Tags for Forum Posts: shopping, wood green
Yup,
A guide to modern shopping:
1. Find a product on the high street.
2. Find and buy it cheaper on-line.
3. Wonder where all the neighbourhood shops have gone.
Sad but true I'm afraid...
But it's not quite that simple, is it?
The changing pattern - local stores contracting while malls and megastores expand - long predates internet shopping. And both huge retailers and small specialist stores are happy to develop their own complementary online businesses. For the latter, thriving online sales may be the only way to stay in business in the medium and longer term.
Well, what a surprise!
It's next door to a bookies (Jennings)
Regrettably, these kind of operations are legal. It makes no financial sense to borrow from them. All they can do is make a bad situation worse.

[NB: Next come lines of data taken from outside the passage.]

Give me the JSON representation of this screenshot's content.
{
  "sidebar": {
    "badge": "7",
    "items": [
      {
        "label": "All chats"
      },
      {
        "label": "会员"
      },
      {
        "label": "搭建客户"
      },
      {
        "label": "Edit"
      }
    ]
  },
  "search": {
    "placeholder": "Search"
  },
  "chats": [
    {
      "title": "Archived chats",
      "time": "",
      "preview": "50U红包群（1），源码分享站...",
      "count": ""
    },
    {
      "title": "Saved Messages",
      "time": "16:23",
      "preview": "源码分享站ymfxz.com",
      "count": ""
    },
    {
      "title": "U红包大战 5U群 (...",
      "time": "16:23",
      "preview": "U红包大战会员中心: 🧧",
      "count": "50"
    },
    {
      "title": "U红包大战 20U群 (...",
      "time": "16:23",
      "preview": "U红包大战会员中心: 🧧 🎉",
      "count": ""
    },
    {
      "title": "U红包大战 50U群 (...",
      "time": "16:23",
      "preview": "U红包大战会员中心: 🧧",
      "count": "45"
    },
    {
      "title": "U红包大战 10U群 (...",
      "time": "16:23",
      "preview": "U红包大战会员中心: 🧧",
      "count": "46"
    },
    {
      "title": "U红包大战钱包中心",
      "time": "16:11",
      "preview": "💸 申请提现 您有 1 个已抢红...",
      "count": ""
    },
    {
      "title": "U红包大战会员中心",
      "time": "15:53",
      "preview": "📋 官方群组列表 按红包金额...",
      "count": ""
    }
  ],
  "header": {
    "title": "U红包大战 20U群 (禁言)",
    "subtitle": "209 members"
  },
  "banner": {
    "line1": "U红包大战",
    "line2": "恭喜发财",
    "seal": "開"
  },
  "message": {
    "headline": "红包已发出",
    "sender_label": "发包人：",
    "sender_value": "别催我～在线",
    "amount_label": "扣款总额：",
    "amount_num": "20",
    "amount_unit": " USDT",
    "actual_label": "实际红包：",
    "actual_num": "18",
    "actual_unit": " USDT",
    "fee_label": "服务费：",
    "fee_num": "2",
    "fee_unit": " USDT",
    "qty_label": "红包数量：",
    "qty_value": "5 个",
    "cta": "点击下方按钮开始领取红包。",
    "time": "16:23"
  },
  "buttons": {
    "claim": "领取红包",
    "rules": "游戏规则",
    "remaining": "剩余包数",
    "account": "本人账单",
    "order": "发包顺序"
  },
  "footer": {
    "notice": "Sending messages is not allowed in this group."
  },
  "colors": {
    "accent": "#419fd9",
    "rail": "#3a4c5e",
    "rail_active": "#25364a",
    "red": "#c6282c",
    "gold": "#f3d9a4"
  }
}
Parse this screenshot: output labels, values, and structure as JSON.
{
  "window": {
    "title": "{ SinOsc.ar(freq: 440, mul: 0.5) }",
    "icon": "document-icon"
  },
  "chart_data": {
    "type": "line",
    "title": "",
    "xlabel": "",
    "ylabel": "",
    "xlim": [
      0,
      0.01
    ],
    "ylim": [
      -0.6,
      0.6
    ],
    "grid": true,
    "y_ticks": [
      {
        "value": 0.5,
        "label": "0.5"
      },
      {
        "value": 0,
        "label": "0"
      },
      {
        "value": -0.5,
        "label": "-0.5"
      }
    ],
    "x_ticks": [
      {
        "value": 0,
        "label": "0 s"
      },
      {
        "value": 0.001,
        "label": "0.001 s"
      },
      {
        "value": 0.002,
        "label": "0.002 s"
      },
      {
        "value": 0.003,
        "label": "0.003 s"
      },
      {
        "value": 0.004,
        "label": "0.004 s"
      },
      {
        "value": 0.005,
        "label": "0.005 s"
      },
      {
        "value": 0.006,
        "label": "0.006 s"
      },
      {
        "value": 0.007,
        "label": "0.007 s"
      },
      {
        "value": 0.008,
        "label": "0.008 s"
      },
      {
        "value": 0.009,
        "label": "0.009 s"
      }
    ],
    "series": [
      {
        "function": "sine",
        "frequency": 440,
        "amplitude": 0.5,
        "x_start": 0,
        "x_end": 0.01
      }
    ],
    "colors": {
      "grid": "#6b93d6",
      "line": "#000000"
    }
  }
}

If the head of Barclaycard said he would discourage his daughters from obtaining credit on that card (circa 18%?), what sense is it to pay APR in the 2,000% to 3,000% range?
There is another aspect to this: demand. If borrowers understood what utter folly it was to contract to pay interest at the rate these companies charge, legally, they might never go to them.
Whether these shops should be allowed to exist (i.e. the supply side) is an open question. But the fact there is demand there for them, that is proof of a severe want of consumer education.